Paramjit Singh | Touched by the Sun: Shridharani Gallery, Triveni Kala Sangam

11 - 30 December 2021

In folk tales and fairy tales, a forest of enchantments is called so for the curiosity it envelops and the mysteries it holds. For artist Paramjit Singh all of nature abounds in such liminality, whether apprehended from a book, a window, a midday walk or travels to cities abroad. ‘Nature teaches you to be a very free person,’ Singh says of his pastoral experiments. To distill the essence of his experiences Singh draws his compositions from memory, after entirely processing his observations and feelings to offer us a representational view of nature, replete with emotion, tactility, texture and most significantly, colour.

 

Featuring eighteen works rendered in oil on canvas, Touched by the Sun is a solo presentation that runs the gamut of Singh’s quintessential explorations of nature but importantly moves his impressionist vocabulary into the realm of abstraction. Singh studies the colours of fall in New York City over two years, the behaviour of flora and fauna in bloom on his walks in Delhi’s Sunder Nursery, and also the personality of water as it punctuates foliage as a life-giving force strongly yielding to its own existence. Through abstraction, he departs from using nature as a stage or scene. Instead, using pigments as language, Singh captures the cyclical movements, instincts and persistence of nature to overwhelm and pacify the seeker or observer. His compositions eschew concept for colour, his dominant visual language, as he takes to handling pigments as material much like a sculptor handles their clay.

 

Posited in conversation with each other, Singh’s canvases comprise of skeletal views of bountiful tree tops along with bashful rivers, untrodden forest paths, a phantom breeze and effervescent pond scum.
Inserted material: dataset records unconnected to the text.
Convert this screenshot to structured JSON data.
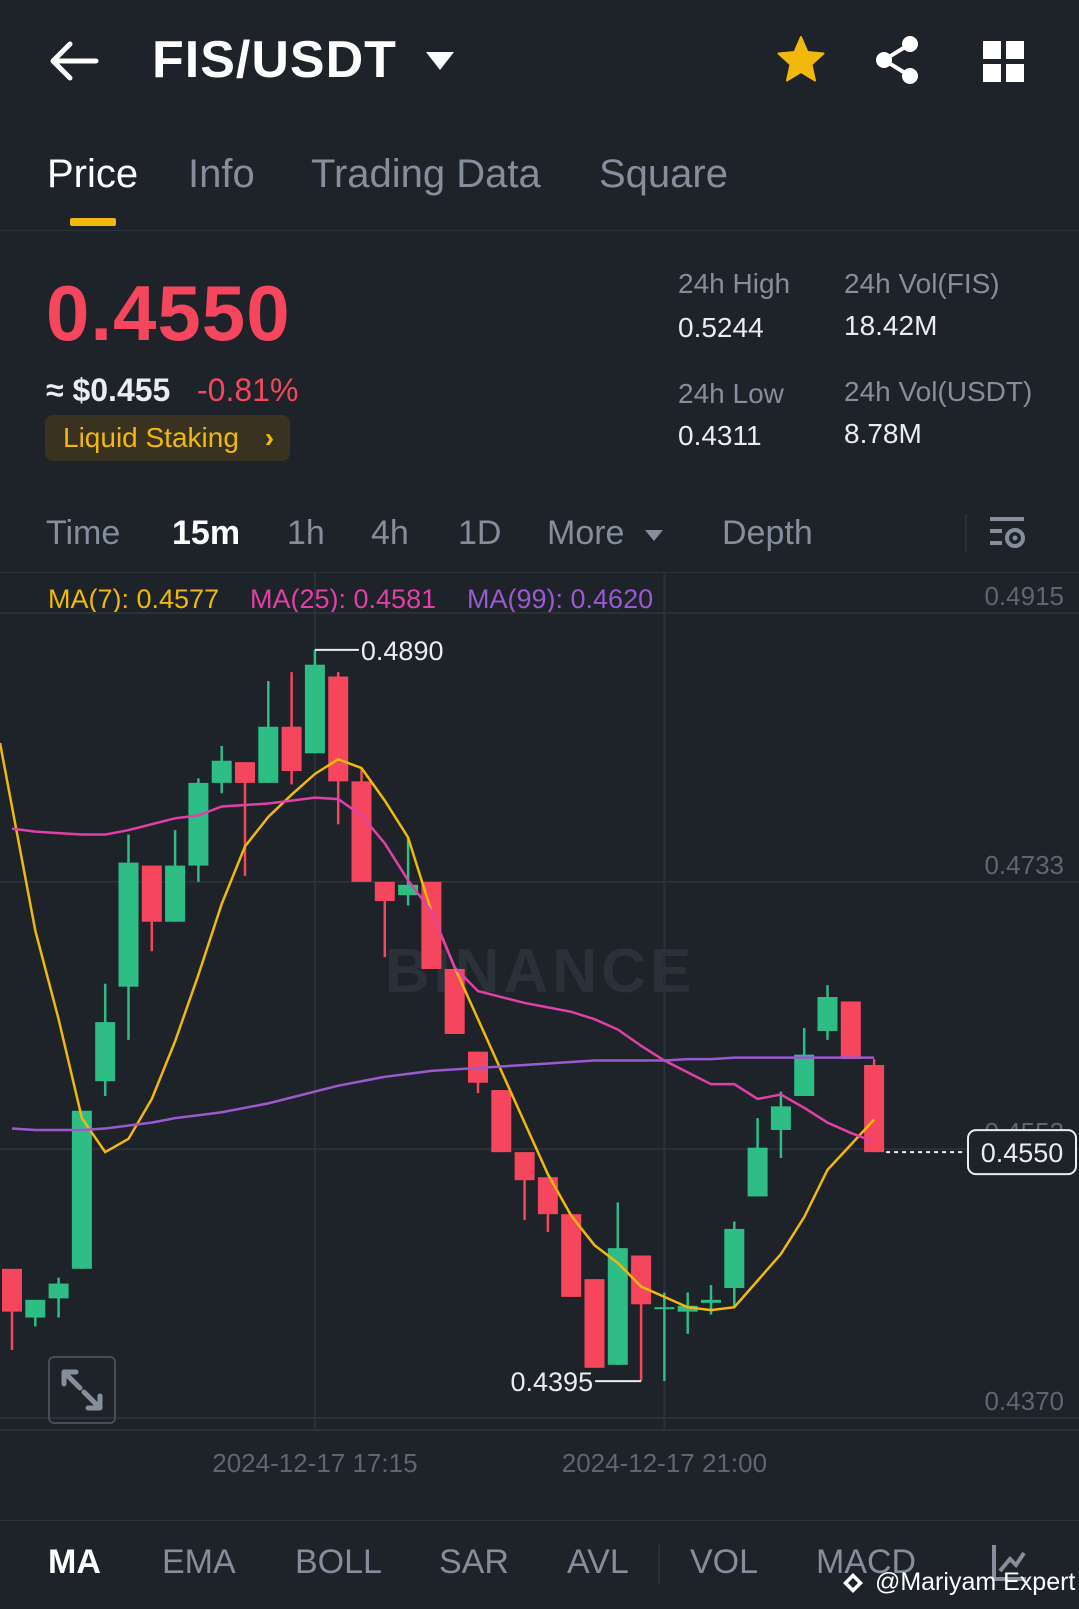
{
  "header": {
    "pair": "FIS/USDT"
  },
  "tabs": [
    {
      "label": "Price"
    },
    {
      "label": "Info"
    },
    {
      "label": "Trading Data"
    },
    {
      "label": "Square"
    }
  ],
  "price": {
    "last": "0.4550",
    "approx": "≈ $0.455",
    "change": "-0.81%",
    "tag": "Liquid Staking",
    "tag_arrow": "›"
  },
  "stats": {
    "high_label": "24h High",
    "high_value": "0.5244",
    "low_label": "24h Low",
    "low_value": "0.4311",
    "vol_fis_label": "24h Vol(FIS)",
    "vol_fis_value": "18.42M",
    "vol_usdt_label": "24h Vol(USDT)",
    "vol_usdt_value": "8.78M"
  },
  "intervals": {
    "time": "Time",
    "m15": "15m",
    "h1": "1h",
    "h4": "4h",
    "d1": "1D",
    "more": "More",
    "depth": "Depth"
  },
  "ma_legend": {
    "ma7": "MA(7): 0.4577",
    "ma25": "MA(25): 0.4581",
    "ma99": "MA(99): 0.4620"
  },
  "colors": {
    "up": "#2ebd85",
    "down": "#f6465d",
    "accent": "#f0b90b",
    "ma7": "#f0b90b",
    "ma25": "#e040a8",
    "ma99": "#9b59d0"
  },
  "indicators": [
    "MA",
    "EMA",
    "BOLL",
    "SAR",
    "AVL",
    "VOL",
    "MACD"
  ],
  "credit": "@Mariyam Expert",
  "chart_data": {
    "type": "candlestick",
    "interval": "15m",
    "y_ticks": [
      "0.4915",
      "0.4733",
      "0.4552",
      "0.4370"
    ],
    "ylim": [
      0.437,
      0.4915
    ],
    "x_ticks": [
      "2024-12-17 17:15",
      "2024-12-17 21:00"
    ],
    "x_tick_index": [
      13,
      28
    ],
    "current_price": "0.4550",
    "max_label": "0.4890",
    "min_label": "0.4395",
    "watermark": "BINANCE",
    "candles": [
      {
        "o": 0.4471,
        "c": 0.4442,
        "h": 0.4468,
        "l": 0.4416
      },
      {
        "o": 0.4438,
        "c": 0.445,
        "h": 0.445,
        "l": 0.4432
      },
      {
        "o": 0.4451,
        "c": 0.4461,
        "h": 0.4465,
        "l": 0.4438
      },
      {
        "o": 0.4471,
        "c": 0.4578,
        "h": 0.4578,
        "l": 0.4471
      },
      {
        "o": 0.4598,
        "c": 0.4638,
        "h": 0.4664,
        "l": 0.4588
      },
      {
        "o": 0.4662,
        "c": 0.4746,
        "h": 0.4765,
        "l": 0.4626
      },
      {
        "o": 0.4744,
        "c": 0.4706,
        "h": 0.4744,
        "l": 0.4686
      },
      {
        "o": 0.4706,
        "c": 0.4744,
        "h": 0.4768,
        "l": 0.4706
      },
      {
        "o": 0.4744,
        "c": 0.48,
        "h": 0.4803,
        "l": 0.4733
      },
      {
        "o": 0.48,
        "c": 0.4815,
        "h": 0.4825,
        "l": 0.4793
      },
      {
        "o": 0.4814,
        "c": 0.48,
        "h": 0.4814,
        "l": 0.4737
      },
      {
        "o": 0.48,
        "c": 0.4838,
        "h": 0.4869,
        "l": 0.48
      },
      {
        "o": 0.4838,
        "c": 0.4808,
        "h": 0.4875,
        "l": 0.4799
      },
      {
        "o": 0.482,
        "c": 0.488,
        "h": 0.489,
        "l": 0.482
      },
      {
        "o": 0.4872,
        "c": 0.4801,
        "h": 0.4875,
        "l": 0.4772
      },
      {
        "o": 0.4801,
        "c": 0.4733,
        "h": 0.4809,
        "l": 0.4733
      },
      {
        "o": 0.4733,
        "c": 0.472,
        "h": 0.4733,
        "l": 0.4682
      },
      {
        "o": 0.4724,
        "c": 0.4731,
        "h": 0.4763,
        "l": 0.4717
      },
      {
        "o": 0.4733,
        "c": 0.4674,
        "h": 0.4733,
        "l": 0.4674
      },
      {
        "o": 0.4674,
        "c": 0.463,
        "h": 0.4674,
        "l": 0.463
      },
      {
        "o": 0.4618,
        "c": 0.4597,
        "h": 0.4618,
        "l": 0.459
      },
      {
        "o": 0.4592,
        "c": 0.455,
        "h": 0.4592,
        "l": 0.455
      },
      {
        "o": 0.455,
        "c": 0.4531,
        "h": 0.455,
        "l": 0.4504
      },
      {
        "o": 0.4533,
        "c": 0.4508,
        "h": 0.4533,
        "l": 0.4496
      },
      {
        "o": 0.4508,
        "c": 0.4452,
        "h": 0.4508,
        "l": 0.4452
      },
      {
        "o": 0.4464,
        "c": 0.4404,
        "h": 0.4464,
        "l": 0.4404
      },
      {
        "o": 0.4406,
        "c": 0.4485,
        "h": 0.4516,
        "l": 0.4406
      },
      {
        "o": 0.448,
        "c": 0.4447,
        "h": 0.448,
        "l": 0.4395
      },
      {
        "o": 0.4445,
        "c": 0.4445,
        "h": 0.4455,
        "l": 0.4395
      },
      {
        "o": 0.4442,
        "c": 0.4446,
        "h": 0.4455,
        "l": 0.4427
      },
      {
        "o": 0.4448,
        "c": 0.445,
        "h": 0.446,
        "l": 0.444
      },
      {
        "o": 0.4458,
        "c": 0.4498,
        "h": 0.4503,
        "l": 0.4445
      },
      {
        "o": 0.452,
        "c": 0.4553,
        "h": 0.4573,
        "l": 0.452
      },
      {
        "o": 0.4565,
        "c": 0.4581,
        "h": 0.4591,
        "l": 0.4546
      },
      {
        "o": 0.4588,
        "c": 0.4616,
        "h": 0.4634,
        "l": 0.4588
      },
      {
        "o": 0.4632,
        "c": 0.4655,
        "h": 0.4663,
        "l": 0.4626
      },
      {
        "o": 0.4652,
        "c": 0.4613,
        "h": 0.4652,
        "l": 0.4613
      },
      {
        "o": 0.4609,
        "c": 0.455,
        "h": 0.4613,
        "l": 0.455
      }
    ],
    "series": [
      {
        "name": "MA(7)",
        "values": [
          0.4827,
          0.47,
          0.464,
          0.4573,
          0.455,
          0.4559,
          0.4586,
          0.4625,
          0.467,
          0.4718,
          0.4757,
          0.4777,
          0.4792,
          0.4806,
          0.4816,
          0.481,
          0.4788,
          0.4763,
          0.4713,
          0.4675,
          0.464,
          0.4605,
          0.457,
          0.4535,
          0.4507,
          0.4487,
          0.4475,
          0.4459,
          0.4452,
          0.4445,
          0.4443,
          0.4445,
          0.4463,
          0.4481,
          0.4506,
          0.4538,
          0.4555,
          0.4572
        ]
      },
      {
        "name": "MA(25)",
        "values": [
          0.4769,
          0.4767,
          0.4766,
          0.4765,
          0.4765,
          0.4768,
          0.4772,
          0.4776,
          0.4778,
          0.4784,
          0.4785,
          0.4786,
          0.4788,
          0.479,
          0.4789,
          0.4778,
          0.4759,
          0.4734,
          0.4713,
          0.4675,
          0.4659,
          0.4655,
          0.4651,
          0.4648,
          0.4645,
          0.464,
          0.4633,
          0.4622,
          0.4612,
          0.4604,
          0.4596,
          0.4596,
          0.4586,
          0.4589,
          0.458,
          0.457,
          0.4563,
          0.4557
        ]
      },
      {
        "name": "MA(99)",
        "values": [
          0.4566,
          0.4565,
          0.4565,
          0.4565,
          0.4566,
          0.4568,
          0.457,
          0.4573,
          0.4575,
          0.4577,
          0.458,
          0.4583,
          0.4587,
          0.4591,
          0.4595,
          0.4598,
          0.4601,
          0.4603,
          0.4605,
          0.4606,
          0.4607,
          0.4608,
          0.4609,
          0.461,
          0.4611,
          0.4612,
          0.4612,
          0.4612,
          0.4612,
          0.4613,
          0.4613,
          0.4614,
          0.4614,
          0.4614,
          0.4614,
          0.4614,
          0.4614,
          0.4614
        ]
      }
    ]
  }
}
He maneuvers through elemental colours, applying them in three to five layers to achieve a drama of textures and deep shadows. He weaves strokes in a vibrant palette, including both an unexpected white and a saturated pink borrowed from his wife and fellow artist, to articulate nature’s own ecstasis – how it reacts to the atmosphere, to weather and light, to a human touch that remains present even through its absence. These large-scale works persuade us of the grandeur as well as the intimacy of nature, and become reminiscent of the spiritual encounters propelled by such interactive parlances. These harmonious composites argue the nature of nature as vast yet personable, asymmetrical yet balanced, returning us to Singh’s fundamental belief in the human spirit’s natural quest for freedom.

 

Touched by the Sun is a nostalgic yet hopeful new body of work by Paramjit Singh that brilliantly articulates the eternalness of nature in time as endurance, as memory and as visual storytelling.